Following this flight I have put a claim in for the difference of the seats but I also lost 2 days of my holiday, in bed in the hotel room, cancelled trips around Singapore that had been arranged previously,but was in too much pain etc to go on.
How can this be legal? If they have to downgrade anyone, then it should be on a voluntary basis only.
Can anyone help with this please? I am ready and willing to get a solicitor/lawyer to help me as I really feel strongly that they should not downgrade wheelchair users and also it would be nice to get a refund for the outward flight.
I exchanged couple of emails with the reader and they were traveling on British Airways flight from London to Singapore.

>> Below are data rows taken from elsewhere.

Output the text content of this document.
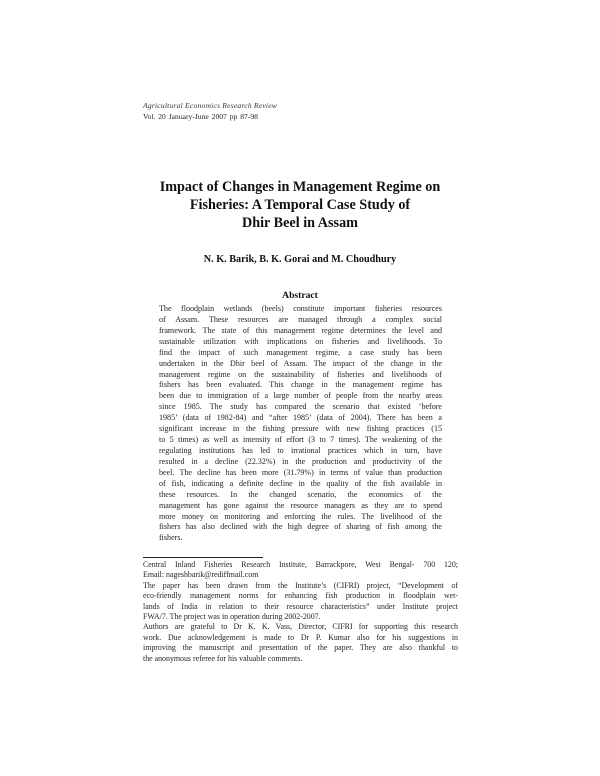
Agricultural Economics Research Review
Vol. 20 January-June 2007 pp 87-98
Impact of Changes in Management Regime on
Fisheries: A Temporal Case Study of
Dhir Beel in Assam
N. K. Barik, B. K. Gorai and M. Choudhury
Abstract
The floodplain wetlands (beels) constitute important fisheries resources
of Assam. These resources are managed through a complex social
framework. The state of this management regime determines the level and
sustainable utilization with implications on fisheries and livelihoods. To
find the impact of such management regime, a case study has been
undertaken in the Dhir beel of Assam. The impact of the change in the
management regime on the sustainability of fisheries and livelihoods of
fishers has been evaluated. This change in the management regime has
been due to immigration of a large number of people from the nearby areas
since 1985. The study has compared the scenario that existed ‘before
1985’ (data of 1982-84) and “after 1985’ (data of 2004). There has been a
significant increase in the fishing pressure with new fishing practices (15
to 5 times) as well as intensity of effort (3 to 7 times). The weakening of the
regulating institutions has led to irrational practices which in turn, have
resulted in a decline (22.32%) in the production and productivity of the
beel. The decline has been more (31.79%) in terms of value than production
of fish, indicating a definite decline in the quality of the fish available in
these resources. In the changed scenario, the economics of the
management has gone against the resource managers as they are to spend
more money on monitoring and enforcing the rules. The livelihood of the
fishers has also declined with the high degree of sharing of fish among the
fishers.
Central Inland Fisheries Research Institute, Barrackpore, West Bengal- 700 120;
Email: nageshbarik@rediffmail.com
The paper has been drawn from the Institute’s (CIFRI) project, “Development of
eco-friendly management norms for enhancing fish production in floodplain wet-
lands of India in relation to their resource characteristics” under Institute project
FWA/7. The project was in operation during 2002-2007.
Authors are grateful to Dr K. K. Vass, Director, CIFRI for supporting this research
work. Due acknowledgement is made to Dr P. Kumar also for his suggestions in
improving the manuscript and presentation of the paper. They are also thankful to
the anonymous referee for his valuable comments.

As long as they had confirmed ticket in premium economy that British Airways calls World Traveler Plus, the travel (in this case the family) is entitled to 75% refund for price paid for the segment due to the downgrade. It is inconceivable that 188 GBP would be adequate compensation for downgrading three passengers.
The passenger should first contact British Airways by using the contact from on their website and request compensation per EC 261/2004 for the downgrade.

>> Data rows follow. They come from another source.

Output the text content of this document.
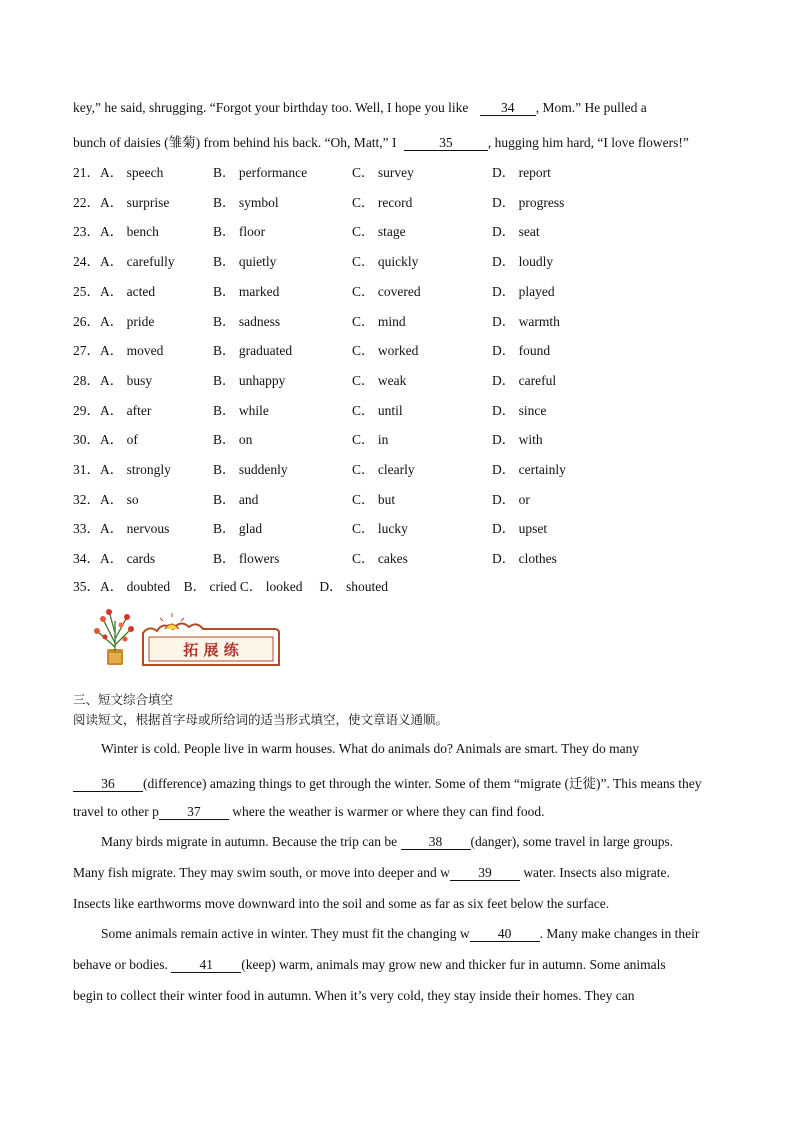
key,” he said, shrugging. “Forgot your birthday too. Well, I hope you like 34 , Mom.” He pulled a
bunch of daisies (雏菊) from behind his back. “Oh, Matt,” I	35	, hugging him hard, “I love flowers!”
21．A． speech	B． performance	C． survey	D． report
22．A． surprise	B． symbol	C． record	D． progress
23．A． bench	B． floor	C． stage	D． seat
24．A． carefully	B． quietly	C． quickly	D． loudly
25．A． acted	B． marked	C． covered	D． played
26．A． pride	B． sadness	C． mind	D． warmth
27．A． moved	B． graduated	C． worked	D． found
28．A． busy	B． unhappy	C． weak	D． careful
29．A． after	B． while	C． until	D． since
30．A． of	B． on	C． in	D． with
31．A． strongly	B． suddenly	C． clearly	D． certainly
32．A． so	B． and	C． but	D． or
33．A． nervous	B． glad	C． lucky	D． upset
34．A． cards	B． flowers	C． cakes	D． clothes
35．A． doubted　B． cried C． looked　 D． shouted
拓 展 练
三、短文综合填空
阅读短文，根据首字母或所给词的适当形式填空，使文章语义通顺。
Winter is cold. People live in warm houses. What do animals do? Animals are smart. They do many
36 (difference) amazing things to get through the winter. Some of them “migrate (迁徙)”. This means they
travel to other p 37 where the weather is warmer or where they can find food.
Many birds migrate in autumn. Because the trip can be 38 (danger), some travel in large groups.
Many fish migrate. They may swim south, or move into deeper and w 39 water. Insects also migrate.
Insects like earthworms move downward into the soil and some as far as six feet below the surface.
Some animals remain active in winter. They must fit the changing w 40 . Many make changes in their
behave or bodies. 41 (keep) warm, animals may grow new and thicker fur in autumn. Some animals
begin to collect their winter food in autumn. When it’s very cold, they stay inside their homes. They can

Given our recently researched experiences when claiming compensation from British Airways in such cases I wouldn’t count on BA giving a positive response to this.
Sebastian recently wrote a manual on how to proceed in claiming EU Compensation from British Airways (access his article here).
Passengers who have a valid claim and a carrier refuses to pay can either sue the airline via Money Claim in the UK or use a National Enforcement Body in their European country of residence (list below) or even outside the EU such as the US Department of Transportation.
However since this claim is related for a claim of a UK originating flight, the national enforcement body has stopped resolving these matters themselves and all complaints are processed by the Centre for Effective Dispute Resolution (CEDR).
Here is an email we received from the British authorities related to a recent, similar case:
… The CAA can no longer accept your complaint about your airline and we believe the ADR provider is better placed to handle your complaint as your airline has agreed to be bound by the ADR provider’s decision as long as you accept it; which we cannot provide.
Should you wish to proceed with your complaint against the airline, we request you contact Centre for Effective Dispute Resolution (CEDR) at:
Centre for Effective Dispute Resolution (CEDR), International Dispute Resolution Centre
70 Fleet Street, London EC4Y 1EU
Should you wish to know more about Alternative Dispute Resolution, the CAA website provides additional information about the ADR scheme.
Shared Service Centre – Aviation Services
Passenger Advice and Complaints Team (PACT), Civil Aviation Authority
Keep in mind before one can use the CEDR process the passenger is required to attempt to have the matter resolved with the airline directly and there needs to be a paper/email trail where communication can be proven later. Keep photos, copies and screenshots of everything in such a case!
Seems that British Airways has acknowledged that they screwed up because why would they have otherwise offered 188 GBP on the spot? That is basically less than 63 pounds per person. Over the past 12 months we have featured a couple cases where BA refused to offer proper compensation as required by law including several cases where a downgrade occurred and it appeared that BA gate agents singled out passengers by ethnicity (Chinese in that case). Here it seems like they targeted disabled passengers.
The reader could have requested British Airways to move them to other airline and/or to business class. I do understand that making these requests on the sport can be difficult and BA could be less than accommodating as well.
Obliviously nothing will compensate for the loss time in Singapore due to uncomfortable travel in economy. I hope that the reader is able to put some more cash in their pockets by following my advice above and go after BA.